Diyet Vagonundan Atlamak

Kilo vermenin en teşvik edici yönlerinden biri, kaçınılmaz kaytarmalardır.

Jonny BowdenKilo vermenin en teşvik edici yönlerinden biri, kaçınılmaz kaytarmalardır. Bunu herkes yapıyor. Bazı insanalara göre bazen yapılan atlamalar, eğlencenin dışında olurlar… Suçlu, kendini suçlama, güçsüzlük ve “ne” kullanmalıyımla takip edilir.

Tanıdık geldi mi?

Bunu, “ diyet vagonundan atlamak” olarak adlandırırım ve onun hakkında düşünme şeklinizi değiştirebilirseniz bu diyetin mağduru olmazsınız. Yıllardır müşterilerin sorunlarıyla ilgilenirken kilo verme savaşında yer alan kazanan ve kaybedenler arasında en büyük farklılığın, diyet programlarını uygulamayı atlaması veya bırakmasıdır. Onların sormuş olduğu “eğer” veya “zaman” sorular gerçek bir soru değildir.

Reklam
Reklam

Onların yapmış olduğu öğün atlamalarla ilgilenmeniz gerçekten farklıdır.
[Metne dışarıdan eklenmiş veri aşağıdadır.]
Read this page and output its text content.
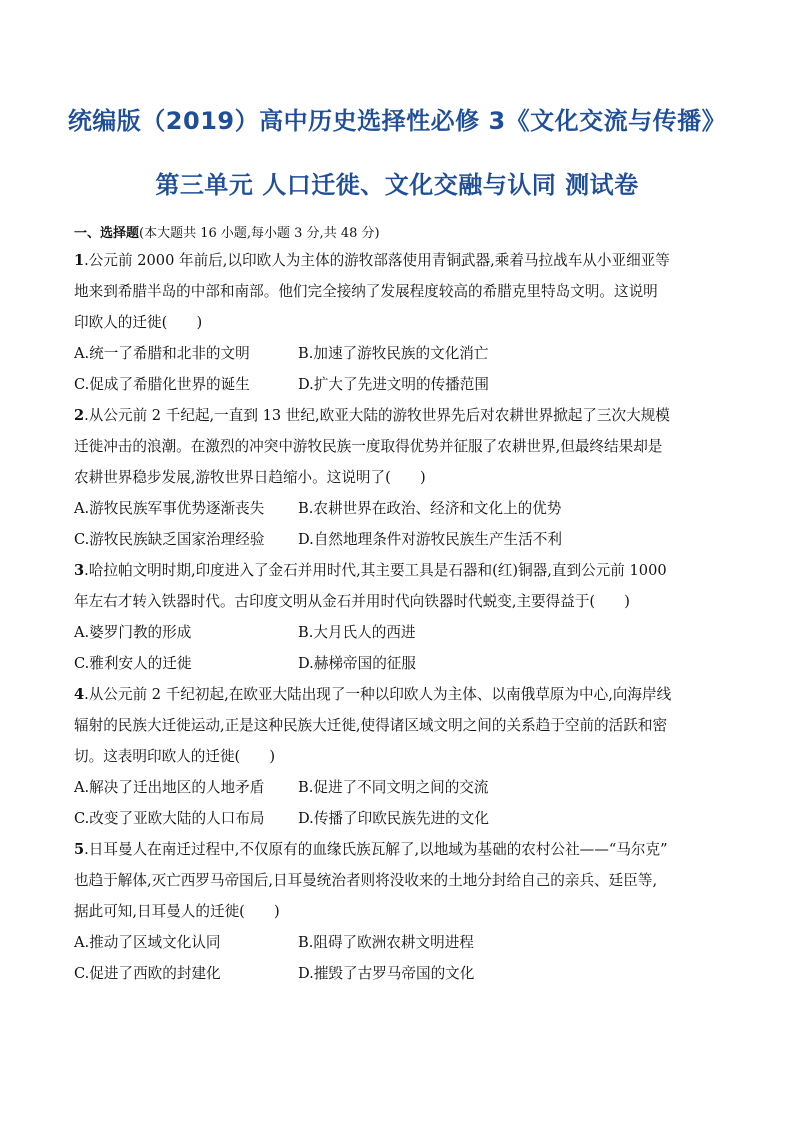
统编版（2019）高中历史选择性必修 3《文化交流与传播》
第三单元 人口迁徙、文化交融与认同 测试卷
一、选择题(本大题共 16 小题,每小题 3 分,共 48 分)
1.公元前 2000 年前后,以印欧人为主体的游牧部落使用青铜武器,乘着马拉战车从小亚细亚等
地来到希腊半岛的中部和南部。他们完全接纳了发展程度较高的希腊克里特岛文明。这说明
印欧人的迁徙(　　)
A.统一了希腊和北非的文明	B.加速了游牧民族的文化消亡
C.促成了希腊化世界的诞生	D.扩大了先进文明的传播范围
2.从公元前 2 千纪起,一直到 13 世纪,欧亚大陆的游牧世界先后对农耕世界掀起了三次大规模
迁徙冲击的浪潮。在激烈的冲突中游牧民族一度取得优势并征服了农耕世界,但最终结果却是
农耕世界稳步发展,游牧世界日趋缩小。这说明了(　　)
A.游牧民族军事优势逐渐丧失 B.农耕世界在政治、经济和文化上的优势
C.游牧民族缺乏国家治理经验 D.自然地理条件对游牧民族生产生活不利
3.哈拉帕文明时期,印度进入了金石并用时代,其主要工具是石器和(红)铜器,直到公元前 1000
年左右才转入铁器时代。古印度文明从金石并用时代向铁器时代蜕变,主要得益于(　　)
A.婆罗门教的形成	B.大月氏人的西进
C.雅利安人的迁徙	D.赫梯帝国的征服
4.从公元前 2 千纪初起,在欧亚大陆出现了一种以印欧人为主体、以南俄草原为中心,向海岸线
辐射的民族大迁徙运动,正是这种民族大迁徙,使得诸区域文明之间的关系趋于空前的活跃和密
切。这表明印欧人的迁徙(　　)
A.解决了迁出地区的人地矛盾 B.促进了不同文明之间的交流
C.改变了亚欧大陆的人口布局 D.传播了印欧民族先进的文化
5.日耳曼人在南迁过程中,不仅原有的血缘氏族瓦解了,以地域为基础的农村公社——“马尔克”
也趋于解体,灭亡西罗马帝国后,日耳曼统治者则将没收来的土地分封给自己的亲兵、廷臣等,
据此可知,日耳曼人的迁徙(　　)
A.推动了区域文化认同	B.阻碍了欧洲农耕文明进程
C.促进了西欧的封建化	D.摧毁了古罗马帝国的文化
Mesala, üç haftalık kesinlikle diyet programınız var. Egzersiz rutininizi uygulamanız gerekiyor ve kendinizi harika hissediyorsunuz. En iyi arkadaşınızın düğününe gidin ve bir bardak şarap için. Bunu bilmeden önce biri sizi harika yemekleri denemeniz için ikna ediyor ve düğün salonunun şarkıcısı “Tanta Elka Cuts the Cake” ( Tanta Elka Keki Kes) demeden önce istemediğiniz yaklaşık 400 kaloriyi azaltmayı başarıyorsunuz iki hafta boyunca ölü gibi görünmüyorsunuz… Adlandırdığınız patates, tatlı, ekmek, dolma.


Çoğu insan hareketin nerede bittiğini düşünüyor. Aslında gerçek hareket başlamıştır.
İlk olarak, gerçek bir kontrol. Çok tehlikeli şeyler yaptınız mı? Gerçekten değil. Belki, 1 veya 2 kilo almışsınızdır. Büyük bir miktar. Zamansız ondan kurtulabilirsiniz ve kendiniz için “ çalışmaya” başlayabilirsiniz.
Peki, sorun nedir?

Bizim yaptığımız sorun değil, ama ona “anlam” veriyoruz. Biz kendi aramızda ona “trangresyon” diyoruz. Gücümüz yok, asla başaramayacağız çabalarımız boşuna.

Reklam
Reklam

Yani, bir şelale ile karşılaştığımızda bir oyun gibi hemen bırakmak istiyoruz.

Daha fazla güçlenmem için bana zaman tanıyın.

Ara sıra yaşamın bunun gibi “şelalelerini” görmeyi öğrendiğimizi varsayın. Her insanın karşılaştığı bir engel vardır, hiç bir şeyden korkulmaz, hiçbirşey birçok şeyin “anlamını” vermez.

Yani bir şelale ile karşılaşabilirsiniz. Fakat unutmayın ki ileride karşınıza bir merdiven çıkacaktır.

Her şeyden en önemlisi, oyuna devam etmezseniz oyunu kazanamazsınız. Her dakika size yeni fırsatlar verir. Her ne olursa olsun oyununuza devam edin. Arkanıza bile bakmayın.